We create a data.frame of simulated time-to-event outcomes. The first two columns of the data.frame are expected to be family id and sample (individual) id.

sample.id <- seqGetData(seq, "sample.id")
family.id <- seqGetData(seq, "sample.annotation/family")
family.id[family.id == ""] <- sample.id[family.id == ""]
n <- length(sample.id)
set.seed(35)
time <- rnorm(n, mean=100, sd=10)
set.seed(36)
status <- rbinom(n, 1, 0.4)
pheno <- data.frame(family.id, sample.id, time, status,
                    stringsAsFactors=FALSE)
head(pheno)

The SeqArray package allows for pre-selecting variants using the seqSetFilter function.

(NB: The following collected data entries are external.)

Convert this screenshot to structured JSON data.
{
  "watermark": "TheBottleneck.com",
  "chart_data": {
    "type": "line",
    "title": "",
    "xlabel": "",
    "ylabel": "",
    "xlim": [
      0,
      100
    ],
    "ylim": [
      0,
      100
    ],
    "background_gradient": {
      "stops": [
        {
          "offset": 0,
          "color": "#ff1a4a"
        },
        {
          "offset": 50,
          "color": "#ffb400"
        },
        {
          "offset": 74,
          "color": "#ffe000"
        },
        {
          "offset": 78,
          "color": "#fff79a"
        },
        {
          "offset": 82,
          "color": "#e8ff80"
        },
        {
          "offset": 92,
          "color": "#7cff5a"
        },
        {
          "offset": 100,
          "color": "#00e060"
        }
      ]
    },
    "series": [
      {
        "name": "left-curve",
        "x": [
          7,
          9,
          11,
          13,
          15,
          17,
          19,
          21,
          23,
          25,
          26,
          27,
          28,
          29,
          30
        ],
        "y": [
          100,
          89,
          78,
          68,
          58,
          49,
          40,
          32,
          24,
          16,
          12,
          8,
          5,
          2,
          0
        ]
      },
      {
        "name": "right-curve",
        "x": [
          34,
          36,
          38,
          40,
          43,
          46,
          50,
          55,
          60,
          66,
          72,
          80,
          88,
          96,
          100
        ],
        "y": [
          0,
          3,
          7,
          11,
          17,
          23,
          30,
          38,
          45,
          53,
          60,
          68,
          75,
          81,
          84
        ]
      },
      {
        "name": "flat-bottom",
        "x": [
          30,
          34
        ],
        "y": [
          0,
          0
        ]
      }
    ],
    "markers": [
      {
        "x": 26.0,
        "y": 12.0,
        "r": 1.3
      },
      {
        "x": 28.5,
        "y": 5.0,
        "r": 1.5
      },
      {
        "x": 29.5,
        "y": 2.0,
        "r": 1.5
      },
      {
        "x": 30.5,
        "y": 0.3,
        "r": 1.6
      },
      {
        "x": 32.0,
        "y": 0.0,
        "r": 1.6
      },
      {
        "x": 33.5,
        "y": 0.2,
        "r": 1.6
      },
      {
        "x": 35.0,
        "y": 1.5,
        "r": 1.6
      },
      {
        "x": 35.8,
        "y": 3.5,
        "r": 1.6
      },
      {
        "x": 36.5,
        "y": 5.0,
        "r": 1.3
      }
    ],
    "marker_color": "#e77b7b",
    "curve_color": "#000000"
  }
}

We set type='bd' since sigma is a block diagonal matrix.

if(requireNamespace('GENESIS', quietly = TRUE))
{
  seqSetFilter(seq, variant.sel=1:100)
  re <- coxmeg_gds(seq, pheno, sigma, type='bd')
  head(re$summary)
}

seqClose(seq)

In this vignette we presented two examples, each using a different GDS file type and method of creating a random effects matrix. We note that the choice of random effects matrix in each case was arbitrary; and either method of generating the matrix would work with either GDS file type.

The code in coxmeg_gds is very similar to the code in coxmeg_plink, as the latter function converts the plink file to GDS before reading genotypes. coxmeg_gds takes R objects as arguments for phenotypes, covariates, and a connection to the GDS file; while coxmeg_plink takes paths to files on disk. If the user intends to utilize any other functions requiring a GDS object, or to run multiple analyses on the same dataset, it will be more efficient to convert a plink file to GDS first with the SNPRelate function snpgdsBED2GDS (or the SeqArray function seqBED2GDS), then use coxmeg_gds instead of coxmeg_plink.